Potential Treatments for PAH Patients With COVID-19 Identified
Spotted via computer analyses of biological processes common to both diseases
Dozens of medicines with the potential to treat pulmonary arterial hypertension (PAH) patients ill with COVID-19 were identified through computer analyses of the biological processes shared by both conditions, a pilot study reported.
Disease-related features common to COVID-19 and PAH included inflammation, fibrosis (tissue scarring), hypoxia (low oxygen), immune responses, blood clotting, and oxidative stress, or tissue damage caused by highly reactive molecules that contain oxygen.
The pilot study, “Uncovering Common Pathobiological Processes between COVID-19 and Pulmonary Arterial Hypertension by Integrating Omics Data,” was published in the journal Pulmonary Circulation.
Study into gene activity, protein interactions shared by PAH and COVID-19
PAH is a progressive disorder marked by high blood pressure caused by the narrowing of pulmonary arteries, the blood vessels that supply the lungs.
Coronavirus disease 2019 (COVID-19) is caused by a SARS-CoV-2 viral infection, with severity ranging from asymptomatic to critical. A higher risk of severe disease and mortality exists among people with high blood pressure, diabetes, and certain lung conditions. In addition, COVID-19 can cause long-term lung complications, including pulmonary fibrosis (lung tissue scarring) and PAH.
Although several studies have addressed comorbidities (co-existing conditions) underlying COVID-19 and its complications affecting the heart and lungs, the common molecular mechanisms driving these processes have yet to be thoroughly examined.
Investigators at Harvard Medical School, in Massachusetts, set out to identify pathways common to COVID-19 and PAH by using computers to analyze large datasets containing information on gene activity and protein interactions.
The team first collected data on 332 proteins that bind to 26 proteins from the SARS-CoV-2 virus. Among these, 326 mapped onto the human interactome — the set of all protein-to-protein interactions in human cells.
Mapping a set of 357 PAH-related genes to the human interactome identified eight proteins with overlap between COVID-19 and PAH. Some common functional features among these proteins were related to a response to oxygen levels and oxidative stress.
Consistently, “a few studies have shown that COVID-19 patients have severely increased levels of oxidative stress and oxidant damage,” the investigators noted.
Similarities between the interaction data for COVID-19 and PAH prompted the researchers to explore changes in gene expression (activity) in immune cells and lung tissue induced by both conditions. Genes with altered activity levels are known as differentially expressed genes (DEGs).

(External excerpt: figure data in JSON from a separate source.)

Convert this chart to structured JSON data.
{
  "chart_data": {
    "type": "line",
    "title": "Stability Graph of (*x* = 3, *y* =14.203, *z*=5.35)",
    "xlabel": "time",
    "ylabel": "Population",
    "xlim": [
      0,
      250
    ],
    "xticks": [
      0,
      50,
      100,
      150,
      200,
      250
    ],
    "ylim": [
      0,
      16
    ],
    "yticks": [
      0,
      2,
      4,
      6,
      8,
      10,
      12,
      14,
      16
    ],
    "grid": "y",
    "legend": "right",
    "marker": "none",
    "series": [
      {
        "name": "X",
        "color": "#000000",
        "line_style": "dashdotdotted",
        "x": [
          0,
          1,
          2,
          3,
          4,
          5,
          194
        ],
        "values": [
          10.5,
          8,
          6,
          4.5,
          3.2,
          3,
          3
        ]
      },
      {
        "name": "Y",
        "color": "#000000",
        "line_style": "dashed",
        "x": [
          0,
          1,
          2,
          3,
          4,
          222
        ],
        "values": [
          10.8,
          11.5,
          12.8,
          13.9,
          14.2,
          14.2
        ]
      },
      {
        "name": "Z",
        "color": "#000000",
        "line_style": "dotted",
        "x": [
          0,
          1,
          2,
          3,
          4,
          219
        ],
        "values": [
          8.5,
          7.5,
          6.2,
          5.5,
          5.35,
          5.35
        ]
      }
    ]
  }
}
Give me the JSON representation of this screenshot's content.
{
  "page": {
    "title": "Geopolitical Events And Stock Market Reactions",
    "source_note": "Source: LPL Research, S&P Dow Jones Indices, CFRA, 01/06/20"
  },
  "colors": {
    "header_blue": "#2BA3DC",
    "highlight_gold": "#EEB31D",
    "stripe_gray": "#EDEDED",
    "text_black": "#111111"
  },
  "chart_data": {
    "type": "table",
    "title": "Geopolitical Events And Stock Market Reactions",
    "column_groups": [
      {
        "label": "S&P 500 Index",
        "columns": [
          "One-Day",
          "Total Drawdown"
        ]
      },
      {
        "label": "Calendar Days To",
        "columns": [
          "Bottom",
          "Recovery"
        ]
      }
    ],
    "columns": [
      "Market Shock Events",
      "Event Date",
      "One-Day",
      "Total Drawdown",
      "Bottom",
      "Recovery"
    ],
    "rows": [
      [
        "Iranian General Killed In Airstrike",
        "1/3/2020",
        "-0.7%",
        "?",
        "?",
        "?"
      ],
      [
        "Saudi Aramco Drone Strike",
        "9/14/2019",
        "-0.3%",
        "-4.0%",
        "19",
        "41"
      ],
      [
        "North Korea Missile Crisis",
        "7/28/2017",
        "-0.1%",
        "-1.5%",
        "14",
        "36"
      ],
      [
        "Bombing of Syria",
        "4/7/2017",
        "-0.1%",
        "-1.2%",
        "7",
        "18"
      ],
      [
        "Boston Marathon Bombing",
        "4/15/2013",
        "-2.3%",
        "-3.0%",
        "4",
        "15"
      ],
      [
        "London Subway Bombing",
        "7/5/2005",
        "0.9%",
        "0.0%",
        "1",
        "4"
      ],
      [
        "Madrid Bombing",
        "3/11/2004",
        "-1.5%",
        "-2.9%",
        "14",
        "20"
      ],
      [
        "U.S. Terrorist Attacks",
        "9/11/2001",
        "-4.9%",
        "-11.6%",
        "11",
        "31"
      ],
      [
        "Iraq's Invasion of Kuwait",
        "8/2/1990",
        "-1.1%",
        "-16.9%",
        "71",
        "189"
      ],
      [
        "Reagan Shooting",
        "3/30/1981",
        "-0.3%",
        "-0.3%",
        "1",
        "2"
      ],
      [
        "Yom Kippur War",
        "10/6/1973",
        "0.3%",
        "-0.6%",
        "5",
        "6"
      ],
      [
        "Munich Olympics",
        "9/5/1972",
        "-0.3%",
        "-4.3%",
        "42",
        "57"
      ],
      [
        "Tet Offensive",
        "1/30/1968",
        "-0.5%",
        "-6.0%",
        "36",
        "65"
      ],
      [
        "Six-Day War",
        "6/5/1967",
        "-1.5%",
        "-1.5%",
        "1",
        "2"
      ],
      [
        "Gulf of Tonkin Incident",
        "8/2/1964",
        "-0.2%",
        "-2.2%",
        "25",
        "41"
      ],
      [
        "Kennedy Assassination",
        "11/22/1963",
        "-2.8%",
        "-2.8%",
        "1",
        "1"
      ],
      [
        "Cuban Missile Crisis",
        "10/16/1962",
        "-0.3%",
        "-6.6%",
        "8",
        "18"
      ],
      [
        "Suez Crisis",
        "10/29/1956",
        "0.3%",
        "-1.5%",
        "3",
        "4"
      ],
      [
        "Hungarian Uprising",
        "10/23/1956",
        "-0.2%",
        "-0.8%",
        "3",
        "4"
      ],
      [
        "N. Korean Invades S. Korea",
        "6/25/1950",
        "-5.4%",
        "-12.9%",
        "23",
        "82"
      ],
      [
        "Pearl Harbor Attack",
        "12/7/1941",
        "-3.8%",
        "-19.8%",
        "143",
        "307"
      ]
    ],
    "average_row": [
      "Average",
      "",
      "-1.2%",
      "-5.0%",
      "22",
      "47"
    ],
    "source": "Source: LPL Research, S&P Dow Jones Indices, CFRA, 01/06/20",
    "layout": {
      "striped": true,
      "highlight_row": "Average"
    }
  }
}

Immune cells affected by both diseases shared 451 DEGs, many of which are involved in immune responses. Likewise, lung tissue samples showed 728 overlapping DEGs between COVID-19 and PAH, also involved in immune responses as well as metabolism.
Mapping the common DEGs in immune cells identified 128 proteins and 126 interactions, called networks, representing impaired biological processes in immune cells induced by both COVID-19 and PAH. Similarly, lung tissue DEGs generated a network of 209 proteins and 197 interactions, reflecting common lung tissue alterations in both conditions.
Common characteristics of DEGs shared by the two diseases included inflammation, fibrosis, hypoxia, oxidative stress, immune responses, and blood clots.
“We found that … SARS-CoV-2 infection-induced gene expression overlaps significantly with PAH-induced gene expression in both PBMCs [peripheral blood mononuclear cells or immune cells] and lung tissue,” the researchers wrote.
42 medicines show potential to treat PAH patients with COVID-19
Proteins that regulate gene expression, which are themselves altered by COVID-19 and PAH, also were discovered. These proteins include RUNX1, HIF1A, and STAT1 in immune cells and HIF1A, JUN, STAT3, RFX5, NFKB1 in lung tissue.
Finally, the researchers searched for existing or investigational medicines that might be repurposed to treat COVID-19 in PAH patients. More than 700 medicines with measured efficacy against COVID-19 were screened to determine whether their protein targets fell within the shared COVID-19 and PAH networks.
With immune cells, 30 medicines showed common COVID-19 and PAH networks, while in lung tissue, 21 matching medications were identified, with nine common to both sample types.
Overall, 42 medicines show a potential to be “particularly useful” in treating COVID-19 patients with PAH, the researchers noted.
“The identified common molecular alterations and pathways could potentially accelerate drug development and shed light on the design of tailored treatment for COVID-19 patients with PAH as a comorbidity,” the researchers wrote.